I wrote about the neurobiological foundations of relapse in an earlier post on this blog, and the science connecting gut health to neurotransmitter production is worth reading in Your Gut Bacteria May Be Fueling Your Addiction. This is all connected. The brain doesn't recover in isolation.

These statements have not been evaluated by the Food and Drug Administration. These products are not intended to diagnose, treat, cure, or prevent any disease.

Frequently asked questions

What is transcranial magnetic stimulation (TMS) for addiction?

TMS is a non-invasive procedure that uses magnetic pulses to stimulate specific brain regions, particularly the prefrontal cortex. In addiction research, it has been shown to reduce cravings across multiple substance use disorders by strengthening the neural circuits involved in impulse control and decision-making.

Does TMS cure addiction?

No. TMS modulates brain circuits but does not address all the underlying factors in Addictive Disease. Recovery requires a comprehensive approach that includes medical care, behavioral therapy, community support, and addressing the brain's neurobiological needs — including adequate nutrition for neurotransmitter production.

What nutrients support the brain during addiction recovery?

Amino acid precursors like 5-HTP (for serotonin), B-complex vitamins (cofactors in dopamine and serotonin synthesis), magnesium (supports GABA receptor function), and adaptogenic herbs like ashwagandha (supports cortisol regulation) all play roles in supporting the brain's natural neurotransmitter production during recovery.

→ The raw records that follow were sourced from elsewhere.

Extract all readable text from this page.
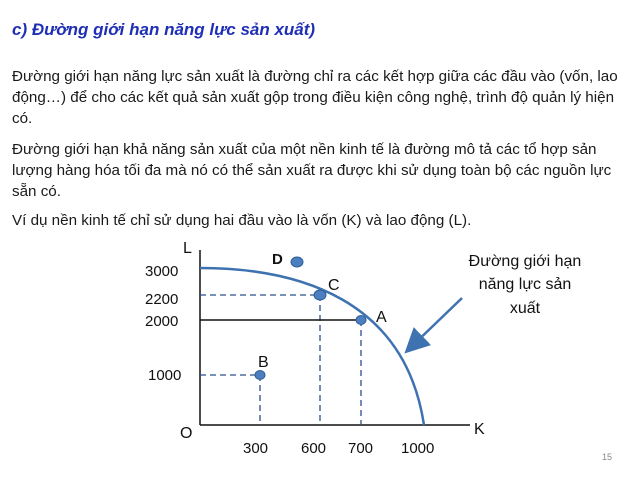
c) Đường giới hạn năng lực sản xuất)
Đường giới hạn năng lực sản xuất là đường chỉ ra các kết hợp giữa các đầu vào (vốn, lao động…) để cho các kết quả sản xuất gộp trong điều kiện công nghệ, trình độ quản lý hiện có.
Đường giới hạn khả năng sản xuất của một nền kinh tế là đường mô tả các tổ hợp sản lượng hàng hóa tối đa mà nó có thể sản xuất ra được khi sử dụng toàn bộ các nguồn lực sẵn có.
Ví dụ nền kinh tế chỉ sử dụng hai đầu vào là vốn (K) và lao động (L).
L
K
O
3000
2200
2000
1000
300 600 700 1000
D
C
A
B
Đường giới hạn
năng lực sản
xuất
15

Why do so many people relapse after addiction treatment?

Relapse rates remain high (40-60%) because most treatment programs focus on behavioral change without addressing the neurobiological deficits that drive Addictive Disease. When the substance is removed, the underlying dopamine and neurotransmitter deficiencies persist, creating cravings and an inability to experience natural reward.

Is Reward Deficiency Syndrome the same as addiction?

RDS is a broader condition characterized by low dopamine function in the brain's reward circuitry. It underlies addiction but also contributes to other compulsive behaviors, ADHD, and mood disorders. Addiction is one expression of RDS, and addressing the underlying dopamine deficit is central to effective treatment.